1999 Clinical and Scientific Meeting

by Alex Young

ME/CFS Society of Queensland Inc.

Hypercitricemia in Chronic Fatigue Syndrome

Chronic fatigue syndrome or CFS is known to be closely associated with excessive levels of citric acid excreted in the urine. This is usually thought to be merely a symptom of CFS.

What if elevated citric acid is not just a symptom of a dysfunctional Krebs cycle? This paper explores this question by starting with a presumption of severely elevated citric acid, and explores the biochemical consequences.

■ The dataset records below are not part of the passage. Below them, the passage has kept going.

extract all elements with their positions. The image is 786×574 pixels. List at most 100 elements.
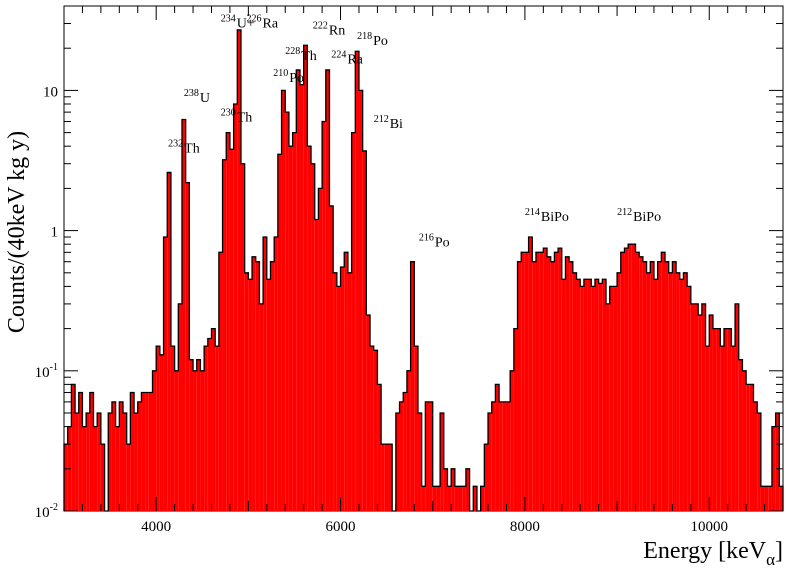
histogram-bar bbox=[355, 51, 359, 511]
x-tick-label: 4000 bbox=[141, 519, 171, 535]
histogram-bar bbox=[712, 328, 717, 511]
histogram-bar bbox=[550, 261, 555, 511]
histogram-bar bbox=[145, 392, 149, 511]
histogram-bar bbox=[735, 303, 739, 511]
histogram-bar bbox=[259, 303, 264, 511]
histogram-bar bbox=[296, 69, 300, 512]
histogram-bar bbox=[720, 346, 725, 511]
y-tick-label: 1 bbox=[51, 225, 59, 241]
histogram-bar bbox=[473, 486, 477, 511]
histogram-bar bbox=[381, 444, 385, 511]
histogram-bar bbox=[432, 486, 437, 511]
histogram-bar bbox=[558, 248, 562, 511]
histogram-bars bbox=[63, 29, 784, 512]
histogram-bar bbox=[370, 346, 374, 511]
histogram-bar bbox=[89, 392, 94, 511]
histogram-bar bbox=[620, 252, 625, 511]
histogram-bar bbox=[314, 219, 319, 511]
histogram-bar bbox=[554, 252, 559, 511]
histogram-bar bbox=[384, 444, 389, 511]
histogram-bar bbox=[701, 303, 706, 511]
histogram-bar bbox=[576, 279, 581, 511]
histogram-bar bbox=[270, 261, 275, 511]
histogram-bar bbox=[373, 350, 378, 511]
histogram-bar bbox=[672, 261, 677, 511]
histogram-bar bbox=[240, 163, 245, 511]
histogram-bar bbox=[499, 401, 503, 511]
histogram-bar bbox=[78, 392, 83, 511]
histogram-bar bbox=[539, 252, 544, 511]
histogram-bar bbox=[679, 279, 684, 511]
y-tick-label: 10 bbox=[43, 84, 58, 100]
histogram-bar bbox=[447, 486, 452, 511]
histogram-bar bbox=[583, 279, 588, 511]
histogram-bar bbox=[661, 252, 666, 511]
histogram-bar bbox=[229, 149, 234, 511]
histogram-bar bbox=[403, 392, 407, 511]
peak-label: 224Ra bbox=[331, 50, 363, 68]
histogram-bar bbox=[71, 384, 76, 511]
histogram-bar bbox=[738, 359, 743, 511]
histogram-bar bbox=[484, 444, 489, 511]
histogram-bar bbox=[642, 261, 647, 511]
histogram-bar bbox=[665, 261, 669, 511]
x-axis: 4000 6000 8000 10000 bbox=[63, 6, 784, 535]
histogram-bar bbox=[285, 112, 289, 512]
histogram-bar bbox=[263, 237, 267, 512]
histogram-bar bbox=[226, 132, 230, 511]
histogram-bar bbox=[329, 205, 334, 511]
histogram-bar bbox=[524, 252, 529, 511]
histogram-bar bbox=[159, 354, 164, 511]
peak-annotations: 232Th 238U 230Th 234U+226Ra 228Th 210Po 222Rn 2… bbox=[168, 14, 661, 251]
histogram-bar bbox=[130, 392, 135, 511]
y-axis: 10-2 10-1 1 10 bbox=[35, 5, 783, 521]
histogram-bar bbox=[690, 303, 695, 511]
histogram-bar bbox=[399, 401, 404, 511]
histogram-bar bbox=[322, 121, 326, 512]
histogram-bar bbox=[100, 444, 105, 511]
histogram-bar bbox=[248, 279, 253, 511]
histogram-bar bbox=[510, 370, 514, 511]
histogram-bar bbox=[631, 244, 636, 511]
histogram-bar bbox=[698, 315, 702, 511]
histogram-bar bbox=[200, 370, 205, 511]
peak-label: 234U+ bbox=[221, 14, 255, 32]
histogram-bar bbox=[565, 256, 570, 511]
histogram-bar bbox=[366, 315, 371, 511]
histogram-bar bbox=[64, 444, 68, 511]
histogram-bar bbox=[687, 286, 691, 511]
histogram-bar bbox=[152, 370, 157, 511]
histogram-bar bbox=[587, 279, 592, 511]
peak-label: 214BiPo bbox=[525, 207, 569, 225]
histogram-bar bbox=[580, 286, 584, 511]
histogram-bar bbox=[657, 261, 662, 511]
histogram-bar bbox=[716, 328, 721, 511]
histogram-bar bbox=[237, 29, 241, 512]
peak-label: 212BiPo bbox=[617, 207, 661, 225]
histogram-bar bbox=[429, 401, 433, 511]
histogram-bar bbox=[281, 90, 286, 511]
histogram-bar bbox=[148, 392, 153, 511]
histogram-bar bbox=[134, 413, 138, 511]
peak-label: 218Po bbox=[357, 31, 388, 49]
histogram-bar bbox=[358, 90, 363, 511]
histogram-bar bbox=[336, 286, 341, 511]
y-tick-label: 10-2 bbox=[35, 502, 58, 521]
histogram-bar bbox=[561, 279, 566, 511]
histogram-bar bbox=[465, 468, 470, 511]
peak-label: 212Bi bbox=[374, 114, 403, 132]
peak-label: 228Th bbox=[285, 46, 317, 64]
histogram-bar bbox=[417, 413, 422, 511]
histogram-bar bbox=[137, 401, 142, 511]
histogram-bar bbox=[443, 468, 448, 511]
histogram-bar bbox=[683, 272, 688, 511]
histogram-bar bbox=[646, 272, 651, 511]
histogram-bar bbox=[676, 272, 680, 511]
x-tick-label: 8000 bbox=[510, 519, 540, 535]
histogram-bar bbox=[303, 45, 308, 512]
histogram-bar bbox=[111, 401, 116, 511]
histogram-bar bbox=[340, 267, 345, 511]
histogram-bar bbox=[222, 159, 227, 511]
histogram-bar bbox=[252, 256, 256, 511]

The prediction is that hypercitricemia initiates a cascade of abnormally elevated or suppressed biochemical pathways and feedback effects that result in chronic tissue hypoxia.

Severe hypercitricemia is shown to cause abnormalities in levels of most amino acids (especially glycine) and problems with insulin, adenosine, uric acid and homocysteine metabolism. Post-arachidonic acid eicosanoids and nitric oxide synthesis are upregulated, causing further problems in the disorder. Disruption to cell membranes is expected. The theory also predicts that hypercitricemia is accompanied by mild hemopathic hemolytic anemia.

Treatment of hypercitricemia promises to be simple and effective if the inherent contraindications from the affected metabolic pathways can be overcome.

Keywords: chronic fatigue syndrome, hypercitricemia, citric acid cycle, glycolysis, phosphofructokinase, 2,3 bisphosphoglycerate, glycogen storage disorder, adaption to hypoxia, hemopathic hemolytic anemia, glycine, homocysteine, alanine, adenosine, uric acid, eicosanoids, nitric oxide.